There is a truth here we dare not miss. None of us is worthy of what God wants to accomplish in and through our lives. In fact, none of us is worthy of anything more than judgment and punishment for our sinful rebellion against the holy and righteous God who created us. That we receive anything other than that at any given point in our lives does not reveal something of significance about us, but rather about the God who stays His hand. It reveals His profound graciousness and patience and love. No, our worth as creatures does not come from us. It comes entirely from the one who made us.

That’s true more broadly, by the way. The worth of a particular thing doesn’t come from the thing itself. There is nothing in this world that is inherently possessed of great worth. Worth comes only and always from external sources. A thing is merely a thing. Its worth comes from the estimation of the things around it. In our case, our worth comes from our being valued by our Creator. Because the Creator values us, we have value. Period. To put that yet another way: He is the one with inherent value. We have value because He has extended His value to us. We have worth because He has declared it.

This idea is radically countercultural today. In a world that is desperately searching for meaning and value and which actively and even aggressively tells people their worth is inherent and thus should be honored as such, this offers up a narrative that diverges sharply. It is offensively divergent, in fact, to people who have been trained well in our cultural narrative. Yet when we compare the fruits of our culture’s narrative of worth to the one we see being crafted here, the results could not be more different from one another.

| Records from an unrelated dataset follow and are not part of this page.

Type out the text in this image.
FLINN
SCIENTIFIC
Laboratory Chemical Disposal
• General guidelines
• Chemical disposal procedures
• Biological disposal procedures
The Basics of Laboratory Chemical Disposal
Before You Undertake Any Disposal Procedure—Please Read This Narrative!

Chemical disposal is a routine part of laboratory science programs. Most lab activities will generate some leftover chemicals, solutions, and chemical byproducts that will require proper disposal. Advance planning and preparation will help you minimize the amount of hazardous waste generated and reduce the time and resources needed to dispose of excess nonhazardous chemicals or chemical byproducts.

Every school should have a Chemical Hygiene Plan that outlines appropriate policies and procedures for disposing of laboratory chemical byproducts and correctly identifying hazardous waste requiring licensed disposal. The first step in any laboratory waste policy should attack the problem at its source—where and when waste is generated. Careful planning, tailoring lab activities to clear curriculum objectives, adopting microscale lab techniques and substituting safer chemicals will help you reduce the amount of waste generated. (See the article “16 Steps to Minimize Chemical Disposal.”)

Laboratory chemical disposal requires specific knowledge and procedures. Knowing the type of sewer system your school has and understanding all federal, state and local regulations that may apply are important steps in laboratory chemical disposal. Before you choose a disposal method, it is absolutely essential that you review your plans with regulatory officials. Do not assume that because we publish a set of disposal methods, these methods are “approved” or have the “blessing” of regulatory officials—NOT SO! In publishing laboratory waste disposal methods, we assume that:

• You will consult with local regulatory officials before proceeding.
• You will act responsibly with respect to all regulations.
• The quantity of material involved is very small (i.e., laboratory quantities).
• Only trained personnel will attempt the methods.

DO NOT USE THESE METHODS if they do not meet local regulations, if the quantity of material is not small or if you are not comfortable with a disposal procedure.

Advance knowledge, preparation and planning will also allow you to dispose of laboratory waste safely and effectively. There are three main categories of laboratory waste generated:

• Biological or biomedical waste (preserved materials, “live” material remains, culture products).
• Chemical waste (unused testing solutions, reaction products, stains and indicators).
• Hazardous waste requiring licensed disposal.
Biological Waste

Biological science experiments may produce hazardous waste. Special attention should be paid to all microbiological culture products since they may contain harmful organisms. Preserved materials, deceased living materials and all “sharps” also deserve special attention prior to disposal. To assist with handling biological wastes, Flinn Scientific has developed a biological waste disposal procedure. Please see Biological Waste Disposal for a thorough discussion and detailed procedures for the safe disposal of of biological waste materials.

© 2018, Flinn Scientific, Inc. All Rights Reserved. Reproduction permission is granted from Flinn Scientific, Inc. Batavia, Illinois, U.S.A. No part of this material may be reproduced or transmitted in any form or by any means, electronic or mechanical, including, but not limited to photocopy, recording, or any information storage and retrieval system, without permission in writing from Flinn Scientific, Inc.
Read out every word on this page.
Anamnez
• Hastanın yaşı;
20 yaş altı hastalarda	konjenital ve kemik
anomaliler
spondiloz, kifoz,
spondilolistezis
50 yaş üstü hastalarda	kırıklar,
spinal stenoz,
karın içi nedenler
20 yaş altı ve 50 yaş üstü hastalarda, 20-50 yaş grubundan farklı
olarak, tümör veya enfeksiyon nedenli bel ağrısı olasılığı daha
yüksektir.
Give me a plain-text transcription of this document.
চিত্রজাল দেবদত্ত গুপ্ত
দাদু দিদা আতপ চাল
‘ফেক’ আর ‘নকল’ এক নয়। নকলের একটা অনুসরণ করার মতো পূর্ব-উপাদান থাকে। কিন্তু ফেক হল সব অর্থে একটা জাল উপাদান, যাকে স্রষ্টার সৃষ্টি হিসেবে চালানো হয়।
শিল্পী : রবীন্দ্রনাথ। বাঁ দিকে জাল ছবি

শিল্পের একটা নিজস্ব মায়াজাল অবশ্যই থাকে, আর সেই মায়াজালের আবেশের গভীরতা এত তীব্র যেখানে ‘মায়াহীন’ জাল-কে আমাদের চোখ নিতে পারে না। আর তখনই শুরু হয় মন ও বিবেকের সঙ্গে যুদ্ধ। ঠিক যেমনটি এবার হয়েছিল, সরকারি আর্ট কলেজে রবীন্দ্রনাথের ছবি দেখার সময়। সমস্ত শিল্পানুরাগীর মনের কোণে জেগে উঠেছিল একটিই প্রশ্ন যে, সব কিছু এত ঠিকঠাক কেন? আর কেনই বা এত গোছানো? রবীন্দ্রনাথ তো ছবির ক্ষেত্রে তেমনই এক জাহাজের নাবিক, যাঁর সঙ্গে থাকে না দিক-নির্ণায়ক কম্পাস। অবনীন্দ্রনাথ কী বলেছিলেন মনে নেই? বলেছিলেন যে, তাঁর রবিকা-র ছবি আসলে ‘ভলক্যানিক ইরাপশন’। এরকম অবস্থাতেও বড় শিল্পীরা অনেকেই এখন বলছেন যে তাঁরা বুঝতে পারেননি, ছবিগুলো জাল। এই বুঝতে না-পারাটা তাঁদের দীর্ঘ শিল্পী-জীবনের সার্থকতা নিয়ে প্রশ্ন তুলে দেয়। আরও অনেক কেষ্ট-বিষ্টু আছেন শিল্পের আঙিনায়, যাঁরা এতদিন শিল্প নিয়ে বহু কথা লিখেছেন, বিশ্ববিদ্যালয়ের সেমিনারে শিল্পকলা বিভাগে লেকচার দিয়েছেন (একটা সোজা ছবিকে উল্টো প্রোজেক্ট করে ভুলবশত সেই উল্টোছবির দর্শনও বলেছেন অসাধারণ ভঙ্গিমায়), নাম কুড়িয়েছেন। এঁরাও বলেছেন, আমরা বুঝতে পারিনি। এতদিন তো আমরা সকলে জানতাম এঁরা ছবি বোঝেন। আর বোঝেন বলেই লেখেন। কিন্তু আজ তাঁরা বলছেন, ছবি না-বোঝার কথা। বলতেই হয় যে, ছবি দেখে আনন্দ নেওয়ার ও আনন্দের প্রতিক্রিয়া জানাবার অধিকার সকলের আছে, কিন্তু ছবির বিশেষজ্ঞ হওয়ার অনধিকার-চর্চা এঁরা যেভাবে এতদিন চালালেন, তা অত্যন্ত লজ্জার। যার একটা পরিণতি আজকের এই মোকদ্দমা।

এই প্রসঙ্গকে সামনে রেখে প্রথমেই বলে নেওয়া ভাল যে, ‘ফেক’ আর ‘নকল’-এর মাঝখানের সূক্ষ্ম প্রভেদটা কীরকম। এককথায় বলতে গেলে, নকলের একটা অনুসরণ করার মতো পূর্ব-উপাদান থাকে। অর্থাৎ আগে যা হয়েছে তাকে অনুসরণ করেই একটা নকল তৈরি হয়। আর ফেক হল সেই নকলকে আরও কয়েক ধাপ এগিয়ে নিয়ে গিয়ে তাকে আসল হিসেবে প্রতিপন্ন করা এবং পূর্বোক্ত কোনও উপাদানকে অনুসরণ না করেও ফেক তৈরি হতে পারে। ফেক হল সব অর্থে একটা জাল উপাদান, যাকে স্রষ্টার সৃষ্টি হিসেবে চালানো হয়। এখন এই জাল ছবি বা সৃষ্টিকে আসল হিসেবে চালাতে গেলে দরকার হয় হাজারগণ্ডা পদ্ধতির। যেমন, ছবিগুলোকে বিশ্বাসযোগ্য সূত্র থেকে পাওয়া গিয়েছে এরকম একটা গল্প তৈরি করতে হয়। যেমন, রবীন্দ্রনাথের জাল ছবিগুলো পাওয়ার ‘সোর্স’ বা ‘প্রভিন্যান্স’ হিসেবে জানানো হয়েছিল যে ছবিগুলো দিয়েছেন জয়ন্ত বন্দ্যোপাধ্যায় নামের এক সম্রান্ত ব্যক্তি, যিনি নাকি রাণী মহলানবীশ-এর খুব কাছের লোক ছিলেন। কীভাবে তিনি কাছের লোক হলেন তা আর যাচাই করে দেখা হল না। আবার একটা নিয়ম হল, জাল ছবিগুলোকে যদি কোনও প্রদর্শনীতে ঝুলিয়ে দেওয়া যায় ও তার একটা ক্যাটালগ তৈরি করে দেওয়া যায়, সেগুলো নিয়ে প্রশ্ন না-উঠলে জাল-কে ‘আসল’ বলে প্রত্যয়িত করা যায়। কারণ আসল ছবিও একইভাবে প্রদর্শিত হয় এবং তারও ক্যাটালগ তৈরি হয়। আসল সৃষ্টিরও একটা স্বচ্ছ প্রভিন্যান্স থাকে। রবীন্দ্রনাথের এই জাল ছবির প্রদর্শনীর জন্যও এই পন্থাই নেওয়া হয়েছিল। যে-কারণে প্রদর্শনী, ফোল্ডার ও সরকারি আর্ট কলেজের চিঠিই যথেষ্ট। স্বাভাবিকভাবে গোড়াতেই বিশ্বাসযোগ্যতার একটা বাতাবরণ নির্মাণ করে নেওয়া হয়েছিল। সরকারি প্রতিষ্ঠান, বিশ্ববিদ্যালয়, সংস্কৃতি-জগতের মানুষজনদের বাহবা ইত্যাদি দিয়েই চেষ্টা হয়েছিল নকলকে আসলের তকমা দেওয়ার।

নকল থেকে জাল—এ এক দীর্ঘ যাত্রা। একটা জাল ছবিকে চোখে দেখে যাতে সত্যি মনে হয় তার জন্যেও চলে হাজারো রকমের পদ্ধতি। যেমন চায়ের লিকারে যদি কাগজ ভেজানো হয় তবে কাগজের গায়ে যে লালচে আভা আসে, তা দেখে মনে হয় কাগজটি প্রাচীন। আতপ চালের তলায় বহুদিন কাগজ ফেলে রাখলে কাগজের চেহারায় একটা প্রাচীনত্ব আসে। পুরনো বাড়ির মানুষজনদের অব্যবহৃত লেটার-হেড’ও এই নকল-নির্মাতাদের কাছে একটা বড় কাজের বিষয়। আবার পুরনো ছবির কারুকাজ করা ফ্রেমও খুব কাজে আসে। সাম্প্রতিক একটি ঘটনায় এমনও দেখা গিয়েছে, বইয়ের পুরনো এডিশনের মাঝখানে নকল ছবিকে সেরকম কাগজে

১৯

Those who tune in to the world’s narrative that they are inherently worthy nonetheless continue to desperately seek out affirmation of their value. If our worth really is inherent, then why do we have so many lingering doubts about our worth? When we don’t feel worthy, we have to get the people around us affirm it instead. This is why you see so many social media posts that are essentially cries for affirmation. The likes and attaboys and affirming comments we receive are morsels for our hungry souls, but they never fill us for long. We have to get more. And if we don’t get them, if the world doesn’t respond with an affirmation of our inherent value, we quickly start to go down an even darker path that does not have any happy endings at its conclusion.

For those who accept the narrative of the Scriptures that our worth is from God, and that His valuation of us is already set in stone, though, the results are entirely different. They walk around with an unshakable confidence in who they are. This confidence can be perceived as pride by those who don’t understand it and don’t have it for themselves. Yet while they are not immune to drifting into pride, this confidence actually comes out of a deep and profound humility. This is because they know their value is not inherent. They know further where their value lies, and they trust in His estimation. These folks live their lives with a deep sense of gratitude. They don’t need the affirmations of others even as they welcome them when they are accurate and true. They don’t fear criticism, and are able to quickly discern false criticism from true criticism, rejecting the former while graciously receiving the latter and leaning into the Holy Spirit to help them make necessary changes.

So then, here’s the answer to the question: You are someone who is infinitely valued by the Creator of the universe. He made you as a perfectly unique individual to bear His image in a special way that nobody else in the world can do. In spite of your sin, He loved you so much that He sent His Son to die in your place so that you don’t have to, but can instead live forever with Him in His eternal kingdom in a glorified body and renewed heart and mind and spirit, fully formed into who He made you to be in the beginning. When you know that, much of the rest of this world will fall into place from there.